Oh, hang on, I’ve just generated one of the Cremaster films. By pure random chance. Except for the part about Brad Pitt.
That’s how I generate ideas, by the way. I take something slightly silly and extend it into absurdity. And then I apply that template to something inappropriate. For example, the idea of Brad Pitt waterskiing in a giant bowl of soup isn’t particularly funny; but it sets up the rest of the joke, which is a series of seemingly-random observations that actually are from a real creative work, the implication being - in this particular case - pure random chance actually did come up trumps. The more I think about my own writing the more I realise how clever it is, on an unconscious level. Multi-layered, spiralling tubes of intertwined, innovative… internet. Interphase, that was a computer game. But there’s a distinction between something that merely seems complex and something that actually is complex. I mean, complex is complex, but there’s a difference between those drawings that people do when they’re on mescaline and a large-scale artwork where the lines have a purpose beyond simply saying “I can’t stop drawing lines, because I’m on mescaline”.

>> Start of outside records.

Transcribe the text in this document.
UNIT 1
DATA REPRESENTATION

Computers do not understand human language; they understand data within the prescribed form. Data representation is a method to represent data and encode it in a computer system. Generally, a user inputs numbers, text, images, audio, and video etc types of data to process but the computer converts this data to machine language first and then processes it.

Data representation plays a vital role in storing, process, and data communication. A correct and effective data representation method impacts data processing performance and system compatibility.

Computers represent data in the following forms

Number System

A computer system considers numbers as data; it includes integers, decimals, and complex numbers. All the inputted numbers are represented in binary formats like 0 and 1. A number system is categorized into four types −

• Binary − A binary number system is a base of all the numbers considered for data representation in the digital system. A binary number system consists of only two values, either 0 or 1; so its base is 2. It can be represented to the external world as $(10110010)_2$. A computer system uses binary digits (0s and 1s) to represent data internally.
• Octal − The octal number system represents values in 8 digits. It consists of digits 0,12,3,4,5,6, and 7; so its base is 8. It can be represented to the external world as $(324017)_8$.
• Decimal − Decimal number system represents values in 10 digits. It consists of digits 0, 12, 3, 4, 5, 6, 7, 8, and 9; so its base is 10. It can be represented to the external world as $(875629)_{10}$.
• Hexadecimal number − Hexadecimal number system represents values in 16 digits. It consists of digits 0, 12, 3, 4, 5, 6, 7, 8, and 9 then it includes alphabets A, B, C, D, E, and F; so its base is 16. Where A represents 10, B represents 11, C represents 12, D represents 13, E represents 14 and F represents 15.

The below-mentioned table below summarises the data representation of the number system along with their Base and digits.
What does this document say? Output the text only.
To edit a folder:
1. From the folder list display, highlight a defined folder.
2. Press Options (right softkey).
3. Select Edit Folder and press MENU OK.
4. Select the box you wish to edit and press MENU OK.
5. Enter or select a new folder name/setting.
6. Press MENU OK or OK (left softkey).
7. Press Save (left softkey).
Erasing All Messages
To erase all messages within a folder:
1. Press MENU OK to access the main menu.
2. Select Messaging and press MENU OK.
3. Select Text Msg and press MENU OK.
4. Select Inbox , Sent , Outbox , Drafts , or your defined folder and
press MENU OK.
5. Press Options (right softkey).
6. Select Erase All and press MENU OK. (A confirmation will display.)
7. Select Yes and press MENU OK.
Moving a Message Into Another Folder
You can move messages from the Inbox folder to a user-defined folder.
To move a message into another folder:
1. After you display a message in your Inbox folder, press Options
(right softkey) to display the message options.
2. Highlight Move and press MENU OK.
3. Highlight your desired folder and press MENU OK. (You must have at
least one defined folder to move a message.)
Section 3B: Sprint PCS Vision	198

Yesterday I imagined the camera company Olympus as a lone snow wolf leaping through snowbanks with blood on its snowy mouth, and the humour came from extending this metaphor beyond all sense, so that Olympus had literally become a gore-splattered arctic predator rather than a large international conglomerate, which is what it is. Prowling for profits. I surmise this is how the Monty Python team came up with the Crimson Permanent Assurance short film; they took the idea of corporate raiders and imagined if it was literally true.
And of course even if the idea is complex, thought-out, clever, doesn’t mean it’s any good. So, as a creative person - I created five things today - I would say that the trick isn’t so much to generate ideas, but to sift out the few good pearls of gold amongst the rubbish.
And then, you have to actually do something with it. What was it Robert Heinlein said? The first rule of writing - write. The second rule - finish.